Dans un « ruling » rendu en début de semaine, la magistrate Meenakshi Bhugon-Ramjutton a ordonné la radiation de la charge provisoire contre Mohamad Yusuf Heerah. L’accusation de complot a été logée le 14 mai 2009, ce qui fait que le suspect a été remis en liberté après 32 mois en détention à la Prison de Beau-Bassin.
L’accusation était libellée comme suit : « In the month of January 2009, accused did criminally, wilfully and unlawfully agree together with other persons, to wit, Yassyr Mohun, Rebecca Villebrun and Aslam Komul, to do an unlawful act, to wit, swindle several persons of a total sum of Rs 2 million, in promise to sell motor vehicles to each of them. »

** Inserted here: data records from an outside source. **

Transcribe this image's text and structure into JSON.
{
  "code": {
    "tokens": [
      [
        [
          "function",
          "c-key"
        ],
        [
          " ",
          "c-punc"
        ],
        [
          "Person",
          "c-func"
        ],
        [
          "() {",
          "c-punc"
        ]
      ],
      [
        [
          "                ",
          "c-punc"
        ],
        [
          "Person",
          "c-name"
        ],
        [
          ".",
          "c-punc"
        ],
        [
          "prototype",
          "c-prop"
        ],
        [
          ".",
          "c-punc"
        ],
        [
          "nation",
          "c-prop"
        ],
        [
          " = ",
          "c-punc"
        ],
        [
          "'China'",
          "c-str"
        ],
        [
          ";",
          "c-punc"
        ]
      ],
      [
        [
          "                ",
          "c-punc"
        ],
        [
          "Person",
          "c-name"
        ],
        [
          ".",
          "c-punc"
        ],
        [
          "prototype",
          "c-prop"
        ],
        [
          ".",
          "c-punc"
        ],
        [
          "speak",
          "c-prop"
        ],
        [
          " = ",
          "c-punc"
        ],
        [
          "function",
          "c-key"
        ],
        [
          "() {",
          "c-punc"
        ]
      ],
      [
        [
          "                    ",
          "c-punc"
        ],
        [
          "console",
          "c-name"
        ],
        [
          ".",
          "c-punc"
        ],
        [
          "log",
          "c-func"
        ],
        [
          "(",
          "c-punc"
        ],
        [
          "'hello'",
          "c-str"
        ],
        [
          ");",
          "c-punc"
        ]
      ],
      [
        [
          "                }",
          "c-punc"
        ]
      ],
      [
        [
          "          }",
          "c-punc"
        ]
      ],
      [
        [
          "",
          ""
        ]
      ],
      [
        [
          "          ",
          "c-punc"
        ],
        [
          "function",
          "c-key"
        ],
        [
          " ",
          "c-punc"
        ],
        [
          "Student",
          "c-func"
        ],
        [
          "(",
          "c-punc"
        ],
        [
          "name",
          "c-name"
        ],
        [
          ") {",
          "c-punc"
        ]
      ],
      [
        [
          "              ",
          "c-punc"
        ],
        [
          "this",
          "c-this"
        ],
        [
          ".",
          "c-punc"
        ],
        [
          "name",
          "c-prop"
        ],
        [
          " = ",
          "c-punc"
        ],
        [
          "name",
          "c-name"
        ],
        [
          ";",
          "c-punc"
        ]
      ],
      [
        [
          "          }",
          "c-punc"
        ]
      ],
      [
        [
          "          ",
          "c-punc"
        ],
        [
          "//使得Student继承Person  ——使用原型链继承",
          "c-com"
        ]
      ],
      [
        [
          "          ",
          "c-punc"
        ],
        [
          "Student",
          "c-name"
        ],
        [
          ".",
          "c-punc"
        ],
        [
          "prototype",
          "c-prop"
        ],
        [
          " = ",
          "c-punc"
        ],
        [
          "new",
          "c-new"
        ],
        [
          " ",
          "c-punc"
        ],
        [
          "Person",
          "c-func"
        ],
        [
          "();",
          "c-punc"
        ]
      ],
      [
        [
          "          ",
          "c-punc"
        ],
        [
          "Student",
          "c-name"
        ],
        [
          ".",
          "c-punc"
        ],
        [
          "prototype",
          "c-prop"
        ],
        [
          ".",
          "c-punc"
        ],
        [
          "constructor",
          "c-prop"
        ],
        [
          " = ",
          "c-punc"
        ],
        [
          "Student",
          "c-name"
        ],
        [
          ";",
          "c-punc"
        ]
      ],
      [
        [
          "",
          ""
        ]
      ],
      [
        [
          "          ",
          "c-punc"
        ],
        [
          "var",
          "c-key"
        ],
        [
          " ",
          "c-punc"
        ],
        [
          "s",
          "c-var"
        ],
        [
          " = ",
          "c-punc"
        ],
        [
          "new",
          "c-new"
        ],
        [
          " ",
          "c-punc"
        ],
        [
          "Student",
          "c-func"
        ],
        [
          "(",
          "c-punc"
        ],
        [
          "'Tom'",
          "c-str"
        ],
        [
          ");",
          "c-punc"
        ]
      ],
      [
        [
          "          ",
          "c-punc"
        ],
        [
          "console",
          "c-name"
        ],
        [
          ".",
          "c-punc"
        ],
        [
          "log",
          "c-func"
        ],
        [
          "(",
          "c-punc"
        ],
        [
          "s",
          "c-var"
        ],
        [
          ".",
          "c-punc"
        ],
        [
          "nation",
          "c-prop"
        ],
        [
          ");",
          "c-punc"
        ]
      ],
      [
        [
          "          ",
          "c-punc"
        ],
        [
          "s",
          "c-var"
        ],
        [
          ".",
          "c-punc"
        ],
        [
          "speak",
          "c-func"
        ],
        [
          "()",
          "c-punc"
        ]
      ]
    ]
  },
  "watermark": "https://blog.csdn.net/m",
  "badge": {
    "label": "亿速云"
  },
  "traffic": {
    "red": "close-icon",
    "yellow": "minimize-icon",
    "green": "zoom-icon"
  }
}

Me Rex Stephen, avocat du suspect Mohamad Yusuf Heerah, a déposé la motion de remise en liberté au tribunal de district de Rose-Hill. Il a soutenu que l’accusation logée contre son client devrait être rayée en raison du délai que prend l’accusation formelle pour être instruite, ce qui constituerait un abus de la procédure de la cour. L’avocat a ajouté que le suspect est privé de ses droits constitutionnels à être entendu dans un procès équitable dans un délai raisonnable.

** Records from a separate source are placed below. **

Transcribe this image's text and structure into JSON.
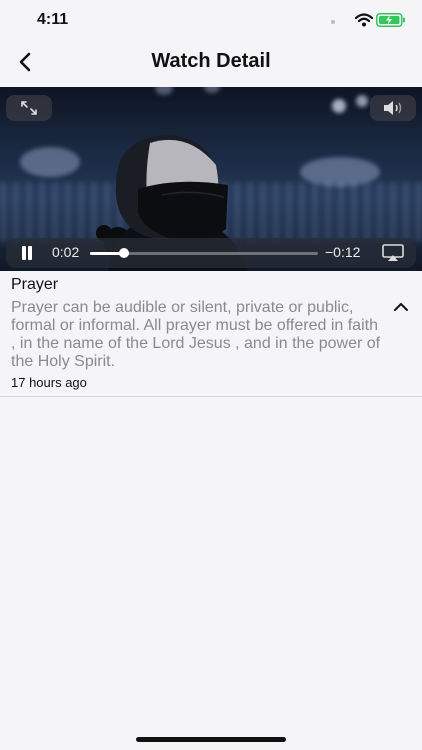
{
  "status": {
    "time": "4:11"
  },
  "nav": {
    "title": "Watch Detail"
  },
  "video": {
    "current_time": "0:02",
    "remaining_time": "−0:12",
    "progress": 0.15
  },
  "post": {
    "title": "Prayer",
    "body": "Prayer can be audible or silent, private or public, formal or informal. All prayer must be offered in faith , in the name of the Lord Jesus , and in the power of the Holy Spirit.",
    "timestamp": "17 hours ago"
  }
}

Me Kevina Poulay-Moothien, avocate de la poursuite du bureau du directeur des poursuites publiques (DPP), a appelé à la barre des témoins le sergent Balladeen, le main enquiring officer dans cette affaire. Celui-ci a fait ressortir qu’en 2008, alors qu’il purgeait une peine de prison, le suspect avait ourdi un complot avec Rebecca Villebrun, Movensing Ramno, Sheila Boodhoo et Soobiraj Boodhoo pour qu’il reçoive en cellule un téléphone portable et quatre sim cards, qui sont des articles prohibés en prison.

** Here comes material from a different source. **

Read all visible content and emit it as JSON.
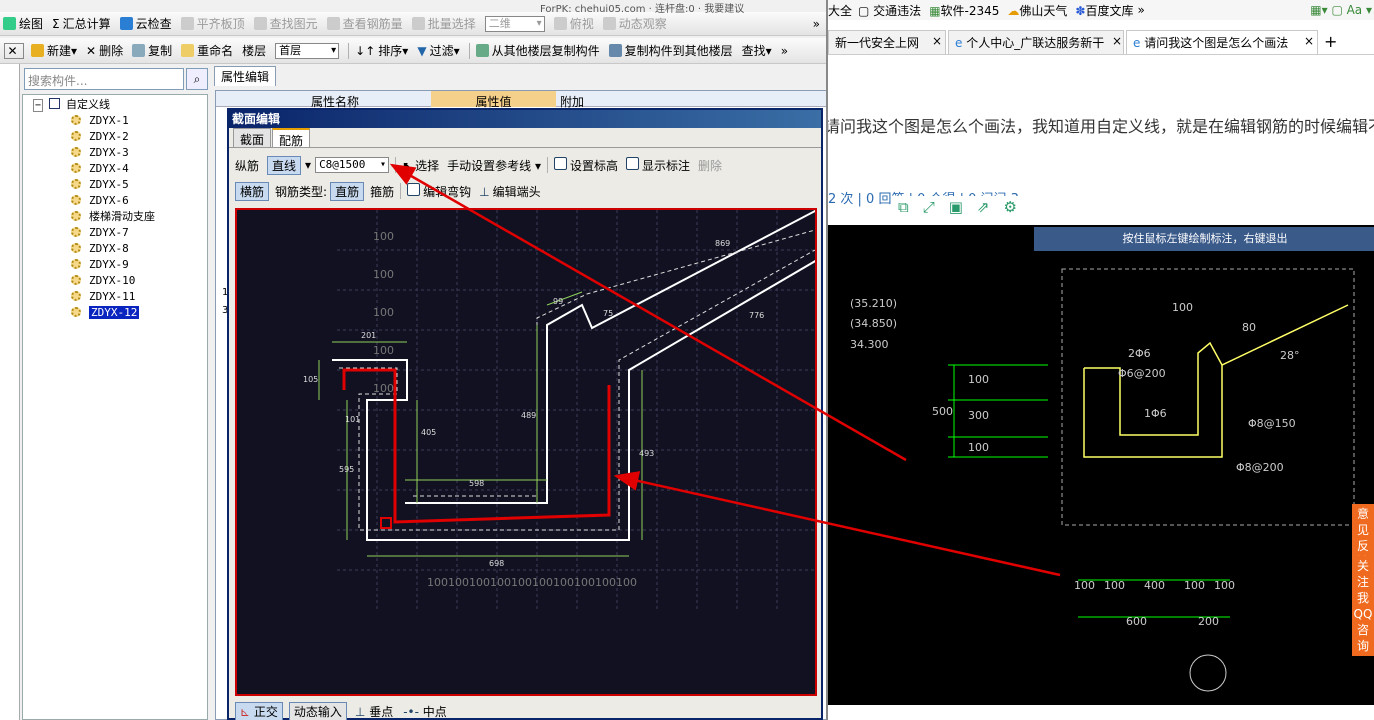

Au cours de l’enquête policière, 11 personnes ont été interpellées et un ordre du juge en Chambre avait été obtenu afin de remonter jusqu’à l’auteur des appels effectués à partir du téléphone portable. La sentence que purgeait le suspect était arrivée à terme en juin 2011. Et c’est à partir de cette date qu’il a été placé en détention provisoire, a indiqué le témoin. Il a précisé que l’enquête a été bouclée et le dossier envoyé au bureau du DPP pour avis.
Après les interventions des hommes de loi des deux parties, la magistrate est arrivée à la conclusion suivante : « Undue delay in the institution of proceedings against an accused party is a factor, and viewed in the context of the particular circumstances of this case, I find that the delay will undoubtedly have a prejudicial effect on the accused and may prevent him from having a fair trial, a result which is incumbent on this Court to ensure. Undue delay is likely to result in some injustice to one side or the other. Indeed, if the hearing is unduly delayed, the evidence on which the parties rely may be considerably weakened or even become unavailable. »
La magistrate considère qu’il est préférable pour les deux parties que l’accusation provisoire soit rayée.